Refactoring code for efficiency

absowoot · January 7, 2023, 10:32pm

Hello everyone! I am working through @pragdave course on building a hangman app and would like to ask for some refactoring advice. I am about halfway through the course and I am working on building an app where the computer plays the hangman game.

I have the following code to retrieve the most commonly used letter in a list of words. It works as expected, but it does not read/feel very elegant and I suspect it’s overcomplicated, probably because of my OOP background. Could anyone offer some advice on how to clean this up?

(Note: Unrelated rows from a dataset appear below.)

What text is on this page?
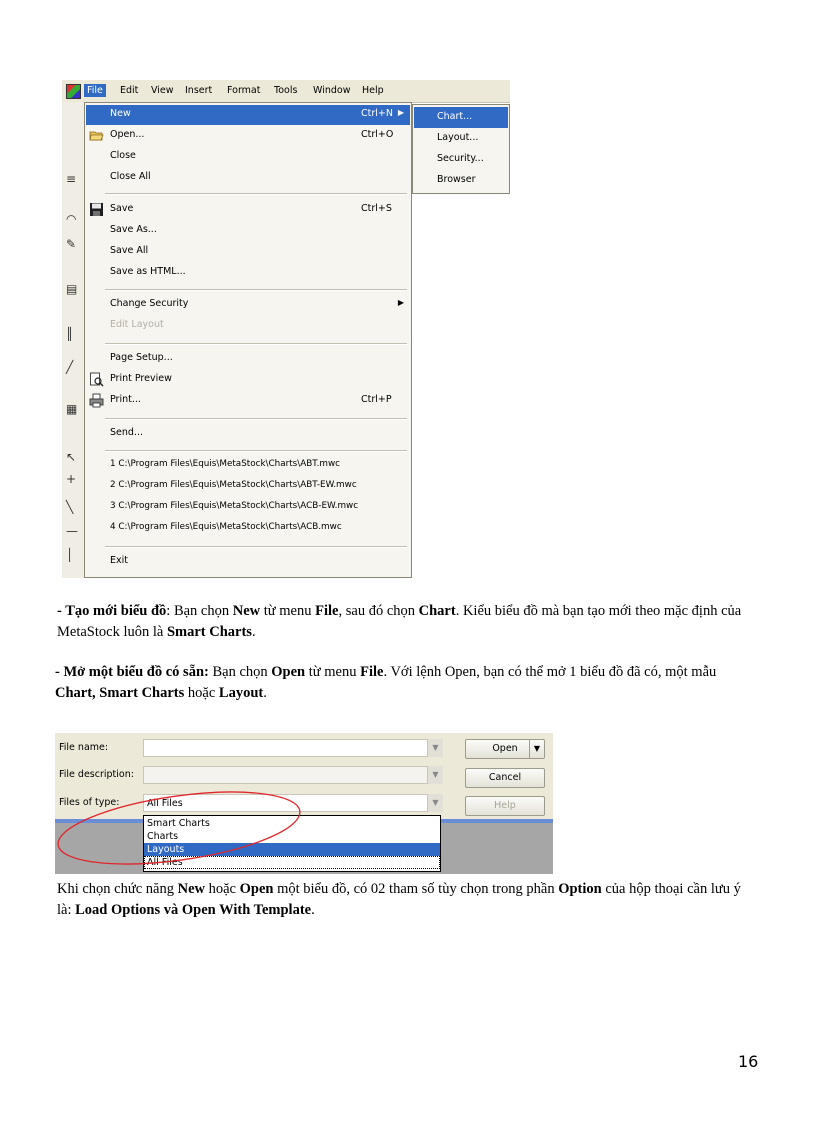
File	Edit	View	Insert	Format	Tools	Window	Help
≡
◠
✎
▤
║
╱
▦
↖
+
╲
—
│
New	Ctrl+N ▶
Open...	Ctrl+O
Close
Close All
Save	Ctrl+S
Save As...
Save All
Save as HTML...
Change Security	▶
Edit Layout
Page Setup...
Print Preview
Print...	Ctrl+P
Send...
1 C:\Program Files\Equis\MetaStock\Charts\ABT.mwc
2 C:\Program Files\Equis\MetaStock\Charts\ABT-EW.mwc
3 C:\Program Files\Equis\MetaStock\Charts\ACB-EW.mwc
4 C:\Program Files\Equis\MetaStock\Charts\ACB.mwc
Exit
Chart...
Layout...
Security...
Browser
- Tạo mới biểu đồ: Bạn chọn New từ menu File, sau đó chọn Chart. Kiểu biểu đồ mà bạn tạo mới theo mặc định của MetaStock luôn là Smart Charts.
- Mở một biểu đồ có sẵn: Bạn chọn Open từ menu File. Với lệnh Open, bạn có thể mở 1 biểu đồ đã có, một mẫu Chart, Smart Charts hoặc Layout.
File name:	▼
File description:	▼
Files of type:	All Files	▼
Open	▼
Cancel
Help
Smart Charts
Charts
Layouts
All Files
Khi chọn chức năng New hoặc Open một biểu đồ, có 02 tham số tùy chọn trong phần Option của hộp thoại cần lưu ý là: Load Options và Open With Template.
16
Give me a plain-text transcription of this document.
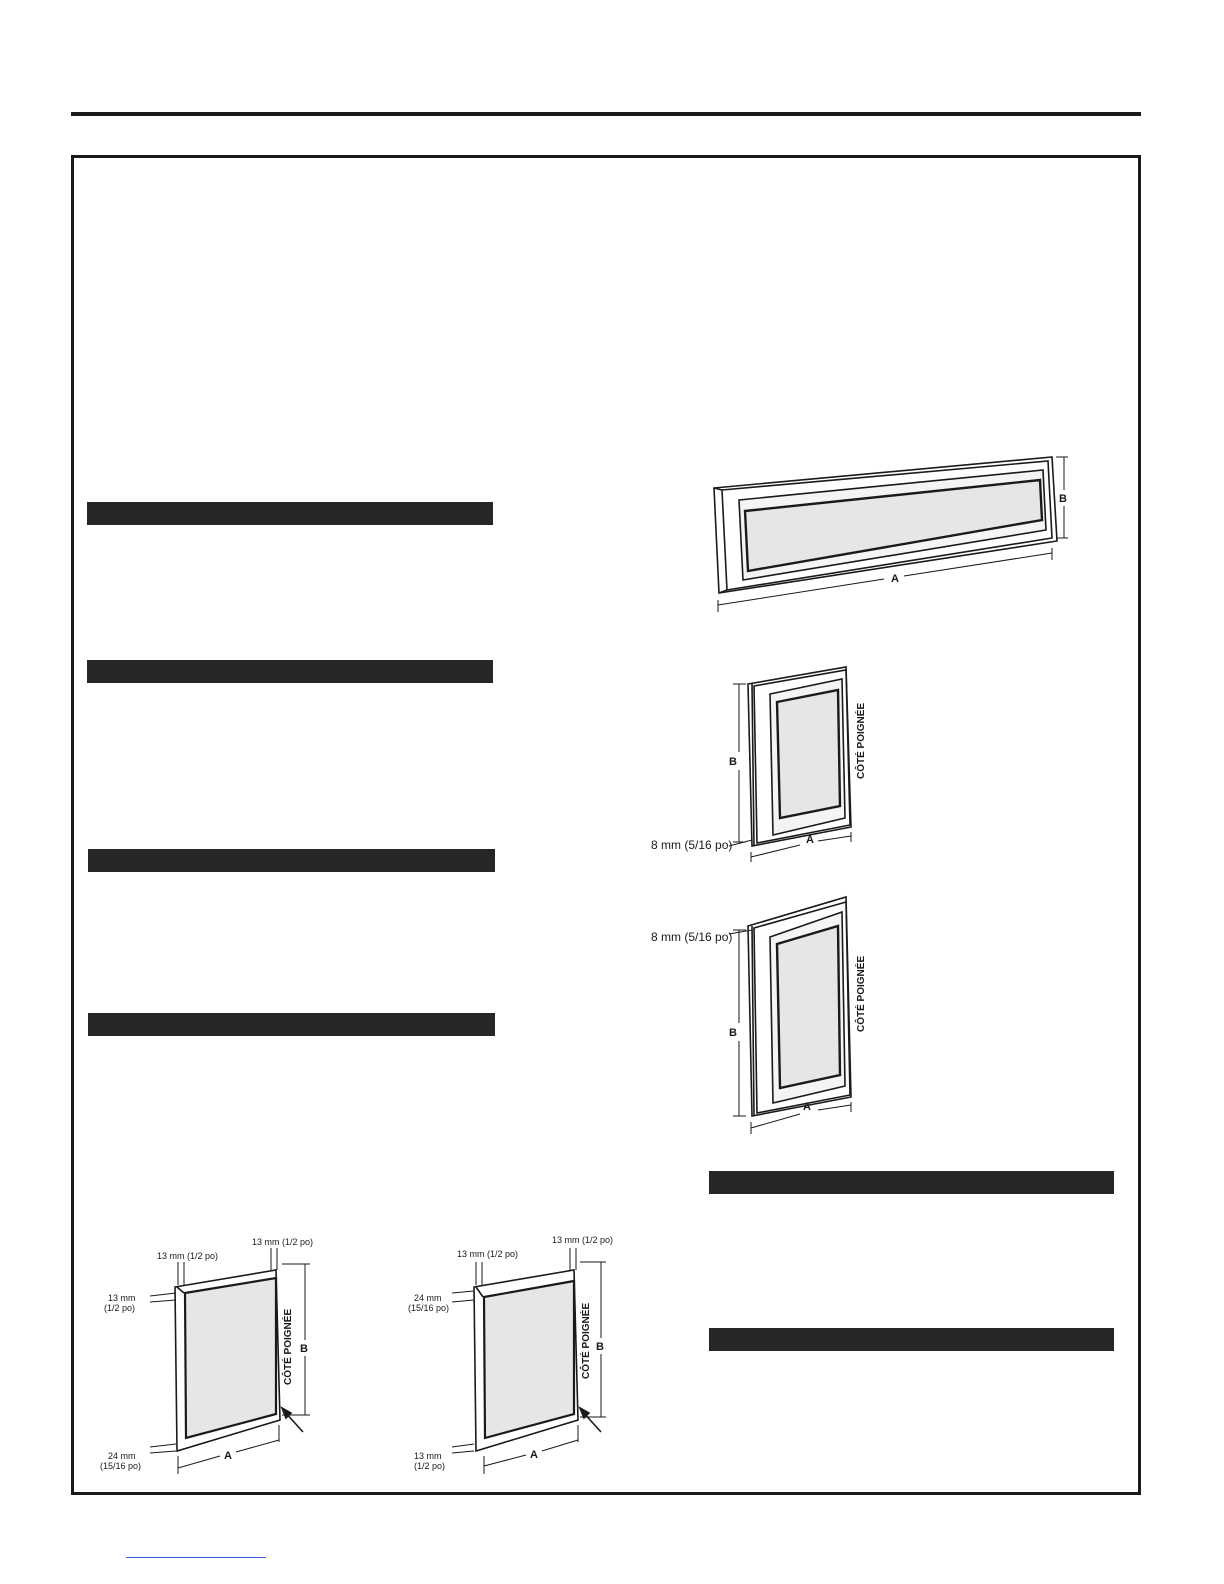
A
B
B
A
CÔTÉ POIGNÉE
8 mm (5/16 po)
B
A
CÔTÉ POIGNÉE
8 mm (5/16 po)
13 mm (1/2 po)
13 mm (1/2 po)
13 mm
(1/2 po)
24 mm
(15/16 po)
B
A
CÔTÉ POIGNÉE
13 mm (1/2 po)
13 mm (1/2 po)
24 mm
(15/16 po)
13 mm
(1/2 po)
B
A
CÔTÉ POIGNÉE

 @spec get_most_common_letter(possible_words) :: {:letter, :occurrence}
  def get_most_common_letter(possible_words) do
    Enum.reduce(possible_words, %{}, fn word, acc ->
      get_word_most_common_letters(word, acc)
    end)
    |> Map.to_list()
    |> List.keysort(1, :desc)
    |> Enum.at(0)
  end

  defp get_word_most_common_letters(word, counts) do
    chars = String.codepoints(word)

    Enum.reduce(chars, counts, fn char, acc ->
      Map.update(acc, char, 1, &(&1 + 1))
    end)
  end

zachallaun · January 7, 2023, 11:40pm

Hi @absowoot!

Here are some suggestions:

When you see this sort of “nested reduce” pattern, you can sometimes use Elixir’s for-comprehensions instead. This lets you model nested loops of a sort, and can even be used to reduce:

defp letter_frequencies(words) do
  for word <- words,
      letter <- String.codepoints(word),
      reduce: %{} do
    freqs -> Map.update(freqs, letter, 1, &(&1 + 1))
  end
end

Converting a map to a list explicitly is usually unnecessary – in this case, it’s so that you can use List.keysort/2, but maps are already Enumerable, so you can look to the Enum module instead. In this case, Enum.max_by/2:

{letter, _frequency} =
  possible_words
  |> letter_frequencies()
  |> Enum.max_by(fn {_letter, frequency} -> frequency end)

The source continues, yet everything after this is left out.